Small Carmakers Hope For Federal Help

The fact that foreign carmakers are leading the way in new technology is no surprise to critics of America's Big Three auto companies. While electric car enthusiasts aren't crazy about Congress giving $25 billion in loans to Ford, Chrysler and General Motors, they're pleased that 10 percent is earmarked for small manufacturers.

Elon Musk, CEO of Tesla Motors Inc. in San Carlos, Calif., hopes startups like his will get "just a tiny sliver of that.

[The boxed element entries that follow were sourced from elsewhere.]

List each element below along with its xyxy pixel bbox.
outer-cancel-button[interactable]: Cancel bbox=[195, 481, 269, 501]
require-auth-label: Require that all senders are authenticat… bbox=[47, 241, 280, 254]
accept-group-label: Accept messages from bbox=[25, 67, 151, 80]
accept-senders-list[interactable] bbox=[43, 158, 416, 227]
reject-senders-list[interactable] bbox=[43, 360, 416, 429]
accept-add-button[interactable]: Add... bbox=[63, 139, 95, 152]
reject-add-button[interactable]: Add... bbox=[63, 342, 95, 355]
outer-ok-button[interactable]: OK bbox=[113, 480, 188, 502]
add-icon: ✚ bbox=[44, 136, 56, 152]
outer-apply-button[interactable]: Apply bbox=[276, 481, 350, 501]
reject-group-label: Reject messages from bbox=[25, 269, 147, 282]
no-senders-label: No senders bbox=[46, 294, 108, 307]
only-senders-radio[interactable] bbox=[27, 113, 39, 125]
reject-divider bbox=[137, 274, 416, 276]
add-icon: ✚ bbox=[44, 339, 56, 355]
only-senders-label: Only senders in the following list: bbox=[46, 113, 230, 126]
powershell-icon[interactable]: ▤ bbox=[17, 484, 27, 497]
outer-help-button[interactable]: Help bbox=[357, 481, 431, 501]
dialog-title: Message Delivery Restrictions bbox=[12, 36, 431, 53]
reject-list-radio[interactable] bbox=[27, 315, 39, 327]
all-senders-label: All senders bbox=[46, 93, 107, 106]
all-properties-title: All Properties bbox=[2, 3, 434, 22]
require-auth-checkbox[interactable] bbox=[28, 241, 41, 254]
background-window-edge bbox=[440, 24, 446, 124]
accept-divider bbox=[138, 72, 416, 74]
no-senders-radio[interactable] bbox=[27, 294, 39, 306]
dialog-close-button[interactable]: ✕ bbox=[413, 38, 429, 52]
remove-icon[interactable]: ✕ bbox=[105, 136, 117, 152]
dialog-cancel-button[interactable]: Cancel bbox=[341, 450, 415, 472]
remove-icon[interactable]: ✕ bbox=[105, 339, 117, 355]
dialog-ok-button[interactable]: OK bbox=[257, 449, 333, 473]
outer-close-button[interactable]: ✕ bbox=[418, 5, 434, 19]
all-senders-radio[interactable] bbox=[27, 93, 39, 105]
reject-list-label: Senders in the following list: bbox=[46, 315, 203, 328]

We'd put it to extremely good use," he says. "I think Tesla's going to frankly put it to better use than the Big Three."

Auto industry analysts like Neil say that, at the very least, the U.S. government should not give new loans to Detroit so that it can simply continue the internal-combustion engine technology now burning down the town.

"I think there's a rich opportunity for the Obama administration to seize the moment and say, 'Yes, we will bail you out — but you have to provide the transformational transportation of the future, and we are not going to give you all this money just so you can make mid-size and full-size Buicks," Neil says.

What about those Silicon Valley startups that have reignited interest in the electric car?

Yes, Neil agrees, "Maybe Tesla needs a little federal help to get on the road. I honestly think that these companies will not make it out of the wilderness without some federal help."

That's because startups like Tesla seriously underestimated just how much capital it would take to mass produce a new car. Now, policymakers in Washington get to decide whether the insurgents as well as the incumbents should get a boost.